À mon grand regret, elle éloigne son corps chaleureux du mien.

— Je vais me gêner, tiens ! je marmonne.

Je suis encore tout émoustillé par ce baiser. Mon cœur tambourine dans ma poitrine, je m’oblige à respirer calmement pour rester concentré sur notre intrusion. Si embrasser Marion est aussi bon, qu’est-ce que cela doit être d’embrasser Agathe ?
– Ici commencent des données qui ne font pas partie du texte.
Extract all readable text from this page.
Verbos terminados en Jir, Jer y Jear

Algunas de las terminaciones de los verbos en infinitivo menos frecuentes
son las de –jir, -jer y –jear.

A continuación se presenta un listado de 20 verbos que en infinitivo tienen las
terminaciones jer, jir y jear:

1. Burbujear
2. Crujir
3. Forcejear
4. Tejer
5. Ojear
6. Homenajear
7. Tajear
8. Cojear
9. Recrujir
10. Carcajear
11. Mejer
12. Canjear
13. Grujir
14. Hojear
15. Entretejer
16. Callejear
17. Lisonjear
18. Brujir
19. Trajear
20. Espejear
Brusquement, un grincement se fait entendre à l’étage. Marion est contrainte de se rapprocher à nouveau de moi. Bien que la peur m’envahisse petit à petit, je l’étreins par la taille pour la rassurer. Un coup léger mais régulier au-dessus de notre tête commence son chant et j’ai la sensation bizarre qu’il nous rejoint lentement.

— Putain, c’est quoi ce bordel !

— On se casse, Tonio ! me supplie ma meilleure amie.

Le battement sur le plancher s’engage dans les escaliers pour venir vers nous. Lorsque je dirige ma torche vers le bruit, je percute avec mon index le bouton pour l’éteindre.

— Mais tu le fais exprès, Tonio ! Allume !

— Attends ! je m’énerve en lâchant Marion.

— Ne me laisse pas, s’te plaît, Tonio !

Elle panique réellement et je dois avouer que je n’en mène pas large. J’essaie de me calmer en respirant fort. Tout le corps de Marion se tend contre le mien. Elle frissonne et n’arrive plus à se contrôler. En voulant s’accrocher à moi, elle met un coup dans mon téléphone qui tombe par terre.

— Bordel, Marion, j’ai perdu mon tel !

Le bruit évolue en se rapprochant encore un peu plus. La détonation rythmée, qui est maintenant tout près de nous, s’arrête enfin.

— BOOOUUUH !

— AHHHHHHH, nous hurlons en chœur avec Marion.

Subitement, les rires de Jimmy et sa bande éclatent. Complètement ivres et hilares, ils pointent des lumières vers nous.